There is a need for inexpensive and reliable means to determine the modulation of cutaneous inflammation. The method outlined in this article draws together a number of scientific techniques and makes use of generally unwanted biological tissues as a means of determining skin inflammation
ex vivo
, and focuses on probing aspects of the arachidonic acid inflammation pathway.
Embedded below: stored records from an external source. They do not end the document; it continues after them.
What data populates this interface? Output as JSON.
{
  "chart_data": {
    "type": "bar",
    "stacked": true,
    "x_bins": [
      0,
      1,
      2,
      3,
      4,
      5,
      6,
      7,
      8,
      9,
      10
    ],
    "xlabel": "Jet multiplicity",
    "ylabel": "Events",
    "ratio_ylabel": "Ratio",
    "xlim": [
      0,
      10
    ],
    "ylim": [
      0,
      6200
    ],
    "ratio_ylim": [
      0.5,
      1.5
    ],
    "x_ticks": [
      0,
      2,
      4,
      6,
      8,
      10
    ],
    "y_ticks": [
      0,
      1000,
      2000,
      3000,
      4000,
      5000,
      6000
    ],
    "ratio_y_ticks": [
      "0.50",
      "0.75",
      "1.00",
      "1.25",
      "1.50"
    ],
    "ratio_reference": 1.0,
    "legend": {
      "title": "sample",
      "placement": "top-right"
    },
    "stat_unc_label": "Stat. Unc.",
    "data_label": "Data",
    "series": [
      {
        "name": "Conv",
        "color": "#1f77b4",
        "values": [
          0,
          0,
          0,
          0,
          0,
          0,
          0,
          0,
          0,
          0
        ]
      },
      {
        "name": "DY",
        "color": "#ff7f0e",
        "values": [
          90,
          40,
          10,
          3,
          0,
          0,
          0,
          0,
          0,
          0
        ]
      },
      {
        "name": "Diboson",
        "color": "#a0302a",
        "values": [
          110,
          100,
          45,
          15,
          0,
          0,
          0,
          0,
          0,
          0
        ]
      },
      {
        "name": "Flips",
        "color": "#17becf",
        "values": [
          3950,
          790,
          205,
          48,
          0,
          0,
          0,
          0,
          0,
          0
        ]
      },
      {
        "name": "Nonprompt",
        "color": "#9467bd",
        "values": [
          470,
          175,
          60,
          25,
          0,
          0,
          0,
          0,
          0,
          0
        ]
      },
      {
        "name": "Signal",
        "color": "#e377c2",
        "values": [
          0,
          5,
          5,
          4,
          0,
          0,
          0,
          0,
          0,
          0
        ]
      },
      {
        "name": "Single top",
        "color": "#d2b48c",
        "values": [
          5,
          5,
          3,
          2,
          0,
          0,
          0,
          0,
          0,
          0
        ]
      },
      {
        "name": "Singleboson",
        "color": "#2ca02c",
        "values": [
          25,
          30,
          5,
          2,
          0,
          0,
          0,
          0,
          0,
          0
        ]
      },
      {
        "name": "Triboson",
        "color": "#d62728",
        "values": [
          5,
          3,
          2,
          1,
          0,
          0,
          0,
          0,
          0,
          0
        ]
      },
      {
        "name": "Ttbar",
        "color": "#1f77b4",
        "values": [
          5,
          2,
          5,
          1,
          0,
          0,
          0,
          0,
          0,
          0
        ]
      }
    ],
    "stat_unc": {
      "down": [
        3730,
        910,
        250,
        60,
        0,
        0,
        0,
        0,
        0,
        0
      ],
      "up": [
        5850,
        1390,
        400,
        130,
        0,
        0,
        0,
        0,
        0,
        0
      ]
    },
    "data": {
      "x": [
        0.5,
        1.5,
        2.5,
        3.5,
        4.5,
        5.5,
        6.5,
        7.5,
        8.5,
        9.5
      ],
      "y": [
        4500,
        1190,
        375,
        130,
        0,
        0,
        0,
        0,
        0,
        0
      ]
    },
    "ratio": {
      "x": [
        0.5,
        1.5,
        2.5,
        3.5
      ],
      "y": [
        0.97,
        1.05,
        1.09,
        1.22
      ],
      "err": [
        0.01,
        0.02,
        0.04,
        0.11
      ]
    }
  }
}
Freshly excised skin contains elevated levels of short-lived inducible cyclooxygenase-2 (COX-2) and, under viable conditions, COX-2 and its eicosanoid products will continue to be produced until tissue necrosis, providing a window of time in which relative levels can be probed to determine exacerbation due to an upregulating factor or downregulation due the presence of an agent exerting anti-inflammatory activity.
Ex vivo
porcine skin, mounted in Franz diffusion cells, is dosed topically with the xenobiotic challenge and then techniques such as Western blotting and immunohistochemistry can then be used to probe relative COX-2 levels on a semi-quantitative or qualitative level. Enzyme-linked immunosorbent assay or LCMS can be used to determine relative prostaglandin E-2 (PGE-2) levels. Thus far, the technique has been used to examine the effects of topically applied anti-inflammatories (betamethasone, ibuprofen, ketoprofen and methotrexate), natural products (fish oil, Devil’s claw extract and pomegranate rind extract) and drug delivery vehicle (polyNIPAM nanogels). Topically applied xenobiotics that modulate factors such as COX-2 and PGE-2 must penetrate the intact skin, and this provides direct evidence of overcoming the "barrier function" of the stratum corneum in order to target the viable epidermis in sufficient levels to be able to elicit such effects. This system has particular potential as a pre-clinical screening tool for those working on the development of topical delivery systems, and has the additional advantage of being in line with 3 Rs philosophy.